El historiador más vendido de América Latina (RD$ 342 millones en su declaración jurada de 2012) se aferra al “proyecto de liberación nacional” que en teoría sustenta al partido más acaudalado de la historia dominicana. En su bipolaridad proletaria-burguesa, “el profesor” Euclides (como le llamaría Leonel Fernández) rescata en balde un pasado que hoy reniega de cuerpo entero al PLD de otrora. Un partido huérfano de ideología, mística e instinto ético, tomado por empresarios de la política y las apuestas, negociantes del poder, y cazadores de contratas. Ese mismo PLD de Bosch que impuso la impunidad como institución y la corrupción como carta indulgente. El partido que descubrió, explotó y afirmó el activismo político como el oficio mercante de más rápido rendimiento social, donde jóvenes que no alcanzan los cincuenta pueden declarar un patrimonio de cinco o diez millones de dólares sin abochornarse. El partido que tasa y premia el mérito por la pericia para hacer fortuna en menor tiempo. El PLD de casino, clanes familiares, pactos oscuros, negocios políticos y complicidades obscenas. El PLD de Félix Bautista, Víctor Díaz Rúa, Luis Manuel Bonetti, Alberto Holguín, Miguel Pimentel Kareh, Francisco Javier García y Felucho Jiménez, entre otras proceridades históricas. El partido de las comisiones de reverso, de las offshores, de las cuentas de izquierda, de las sobrevaluaciones, de los repartos, de los trasiegos, de las licitaciones fachosas, de las mafias de hidrocarburos, de las nominillas, de los abultamientos consulares, de los Tucano, Odebrecht, Punta Catalina, OISOE y Comedores Económicos, por citar sus leyendas más icónicas. Un partido que olvidó hace tiempo las escuelas de formación, los congresos políticos, la reflexión dogmática, la disciplina, la actualización ideológica y la identidad partidaria; reducido a un Comité Político como órgano supremo, soberano y autártico o como espacio iluminado al que solo llegan los cortesanos de sus dos divinidades rivales. Ese es hoy el PLD de ayer. Más que un partido, una organización portentosa de poder sustentada en acuerdos de colusiones pero degradada como entidad política.

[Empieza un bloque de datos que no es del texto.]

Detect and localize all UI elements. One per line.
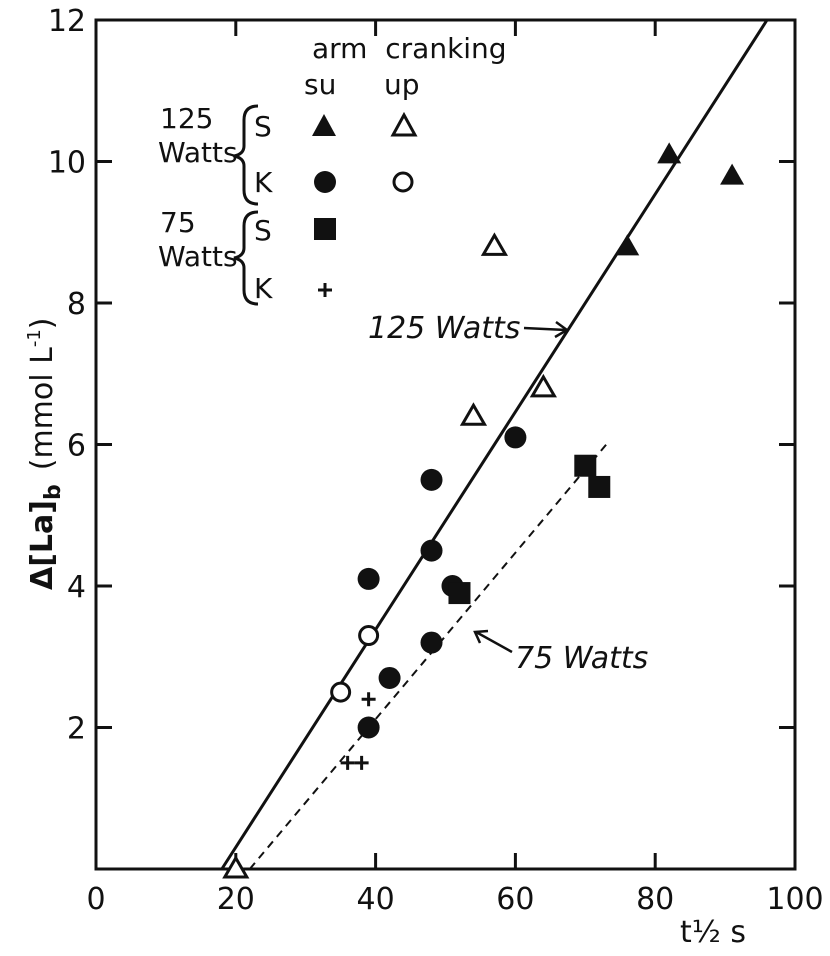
annotation-75-label: 75 Watts [515,641,648,676]
x-tick-label: 20 [217,882,255,917]
legend-triangle-filled-icon [312,114,336,136]
point-triangle-open [459,402,488,426]
point-plus [361,692,376,707]
y-tick-label: 4 [67,570,86,605]
point-circle-filled [357,567,380,590]
point-circle-filled [420,631,443,654]
legend-125-brace [233,104,259,206]
x-axis-title: t½ s [680,915,746,950]
y-axis-title-unit: (mmol L [25,347,60,470]
point-circle-filled [357,716,380,739]
annotation-125-label: 125 Watts [368,311,520,346]
y-tick-label: 10 [48,146,86,181]
legend-75-brace [233,210,259,306]
y-axis-title-sub: b [41,484,66,500]
x-tick-label: 0 [86,882,105,917]
legend-square-filled-icon [314,218,336,240]
legend-circle-filled-icon [314,171,336,193]
point-triangle-filled [615,234,640,256]
legend-triangle-open-icon [390,111,418,137]
legend-col-su: su [304,68,336,101]
legend-col-up: up [384,68,420,101]
legend-75-k: K [254,272,273,305]
data-points [222,142,745,879]
y-axis-title-close: ) [25,317,60,329]
legend-header: arm cranking [312,32,507,65]
point-circle-open [330,681,352,703]
point-circle-filled [420,468,443,491]
y-tick-label: 6 [67,429,86,464]
annotation-75-arrow-icon [473,629,513,654]
y-tick-label: 8 [67,287,86,322]
point-triangle-open [222,855,250,879]
legend-circle-open-icon [392,171,414,193]
y-axis-title-exp: -1 [24,329,45,347]
x-tick-label: 40 [357,882,395,917]
fit-line-125-watts [220,19,769,870]
point-triangle-filled [720,163,745,185]
point-circle-open [358,625,380,647]
legend-75-line2: Watts [158,240,238,273]
ticks: 0 20 40 60 80 100 2 4 6 8 10 12 [48,4,824,917]
point-square-filled [448,582,471,605]
point-circle-filled [420,539,443,562]
legend-125-s: S [254,110,272,143]
x-tick-label: 60 [496,882,534,917]
point-triangle-open [529,373,557,398]
point-circle-filled [504,426,527,449]
legend: arm cranking su up 125 Watts S K 75 Watt… [158,32,507,306]
point-triangle-open [480,232,509,256]
legend-125-k: K [254,166,273,199]
svg-text:Δ[La]b(mmol L-1): Δ[La]b (mmol L-1) [24,317,66,590]
x-tick-label: 80 [636,882,674,917]
legend-125-line1: 125 [160,102,213,135]
y-axis-title: Δ[La]b (mmol L-1) [24,317,66,590]
annotation-125-arrow-icon [523,320,570,339]
point-plus [354,755,369,770]
fit-lines [220,19,769,870]
y-axis-title-main: Δ[La] [25,500,60,590]
annotation-75: 75 Watts [473,629,648,676]
y-tick-label: 2 [67,712,86,747]
point-square-filled [574,454,597,477]
point-triangle-filled [657,142,682,164]
legend-75-line1: 75 [160,206,196,239]
point-plus [340,755,355,770]
x-tick-label: 100 [766,882,823,917]
y-tick-label: 12 [48,4,86,39]
legend-75-s: S [254,214,272,247]
legend-125-line2: Watts [158,136,238,169]
point-circle-filled [378,666,401,689]
legend-plus-icon [318,283,332,297]
point-square-filled [588,475,611,498]
annotation-125: 125 Watts [368,311,570,346]
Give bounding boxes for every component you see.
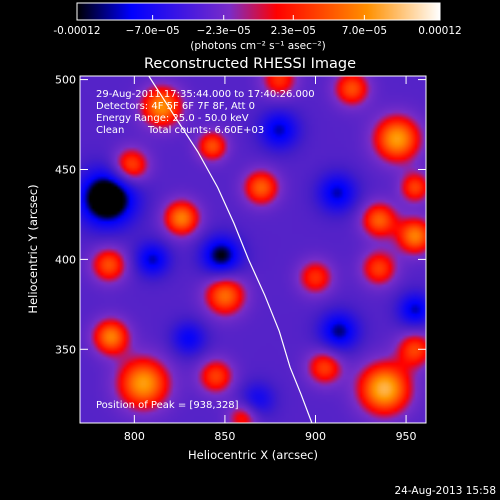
footer-timestamp: 24-Aug-2013 15:58: [394, 485, 496, 497]
annotation-detectors: Detectors: 4F 5F 6F 7F 8F, Att 0: [96, 101, 255, 112]
colorbar-tick-label: −7.0e−05: [126, 25, 180, 37]
y-tick-label: 400: [55, 253, 76, 266]
y-tick-label: 350: [55, 343, 76, 356]
colorbar-tick-label: 0.00012: [418, 25, 461, 37]
x-tick-label: 850: [214, 430, 235, 443]
plot-frame: [79, 75, 427, 424]
y-axis-label: Heliocentric Y (arcsec): [26, 184, 40, 313]
y-tick-label: 450: [55, 163, 76, 176]
x-tick-label: 900: [305, 430, 326, 443]
annotation-method: Clean: [96, 125, 124, 136]
colorbar-tick-label: -0.00012: [53, 25, 100, 37]
colorbar-units: (photons cm⁻² s⁻¹ asec⁻²): [190, 40, 325, 52]
chart-title: Reconstructed RHESSI Image: [144, 56, 356, 72]
x-axis-label: Heliocentric X (arcsec): [188, 448, 318, 462]
annotation-counts: Total counts: 6.60E+03: [147, 125, 264, 136]
annotation-energy: Energy Range: 25.0 - 50.0 keV: [96, 113, 249, 124]
x-tick-label: 950: [396, 430, 417, 443]
x-tick-label: 800: [124, 430, 145, 443]
colorbar-tick-label: 7.0e−05: [342, 25, 387, 37]
annotation-time: 29-Aug-2011 17:35:44.000 to 17:40:26.000: [96, 89, 315, 100]
colorbar-tick-label: −2.3e−05: [197, 25, 251, 37]
colorbar-tick-label: 2.3e−05: [271, 25, 316, 37]
y-tick-label: 500: [55, 74, 76, 87]
colorbar: [76, 2, 441, 21]
solar-limb-curve: [148, 76, 313, 423]
peak-position-label: Position of Peak = [938,328]: [96, 400, 239, 411]
heatmap-image: [80, 76, 426, 423]
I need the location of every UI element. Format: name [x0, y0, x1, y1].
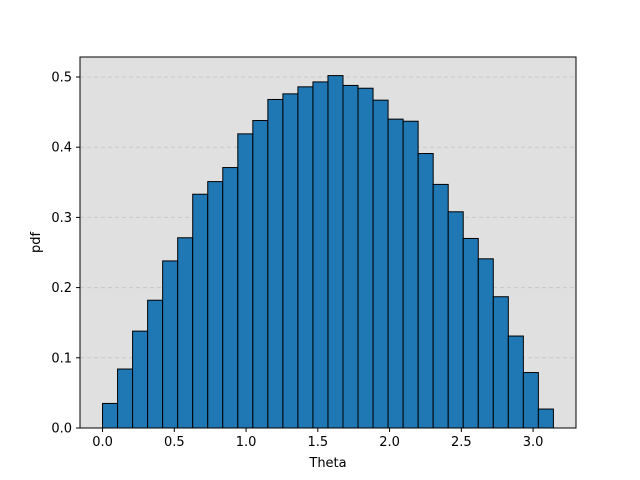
histogram-bar — [492, 296, 509, 429]
histogram-bar — [267, 98, 284, 429]
x-axis-label: Theta — [308, 456, 346, 471]
histogram-bar — [537, 408, 554, 429]
histogram-bar — [132, 330, 149, 429]
x-tick-label: 0.0 — [92, 435, 113, 450]
histogram-bar — [357, 87, 374, 429]
x-tick-label: 1.5 — [307, 435, 328, 450]
histogram-bar — [222, 167, 239, 429]
histogram-bar — [522, 372, 539, 429]
histogram-bar — [192, 193, 209, 429]
histogram-bar — [177, 237, 194, 429]
histogram-bar — [447, 211, 464, 429]
histogram-bar — [417, 153, 434, 429]
x-tick-label: 1.0 — [236, 435, 257, 450]
histogram-bar — [147, 299, 164, 429]
histogram-bar — [387, 118, 404, 429]
histogram-bar — [312, 81, 329, 429]
bars — [102, 75, 554, 429]
histogram-bar — [477, 258, 494, 429]
y-tick-label: 0.4 — [51, 141, 72, 156]
y-axis-label: pdf — [29, 232, 44, 254]
histogram-bar — [237, 133, 254, 429]
histogram-bar — [432, 183, 449, 429]
histogram-bar — [507, 335, 524, 429]
histogram-bar — [342, 84, 359, 429]
histogram-bar — [327, 75, 344, 429]
y-tick-label: 0.5 — [51, 71, 72, 86]
x-tick-label: 2.5 — [451, 435, 472, 450]
x-tick-label: 3.0 — [523, 435, 544, 450]
histogram-bar — [162, 260, 179, 429]
x-tick-label: 2.0 — [379, 435, 400, 450]
axis-ticks: 0.0 0.5 1.0 1.5 2.0 2.5 3.0 0.0 0.1 0.2 0.3 0.4 0.5 — [51, 71, 543, 451]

El PLD es la identidad marcaria de una asociación concentrada de intereses dominada por un pragmatismo utilitario, donde cuenta lo que conviene y no lo que se debe; desgarrada salvajemente por los apetitos más desbocados del poder. Todo lo que se pueda recordar de su pasado es apenas una mención romántica y pálida para exornar guiones discursivos. Solo el cretinismo político más tribal puede conciliar, sin afrentar a la verdad, el pasado y presente de una organización que perdió el sentido natural del servicio al pueblo para servir a sus miembros. Lo digo, creo y escribo a riesgo de merecer la calificación más desprendida del profesor Gutiérrez: ¡un disparatoso!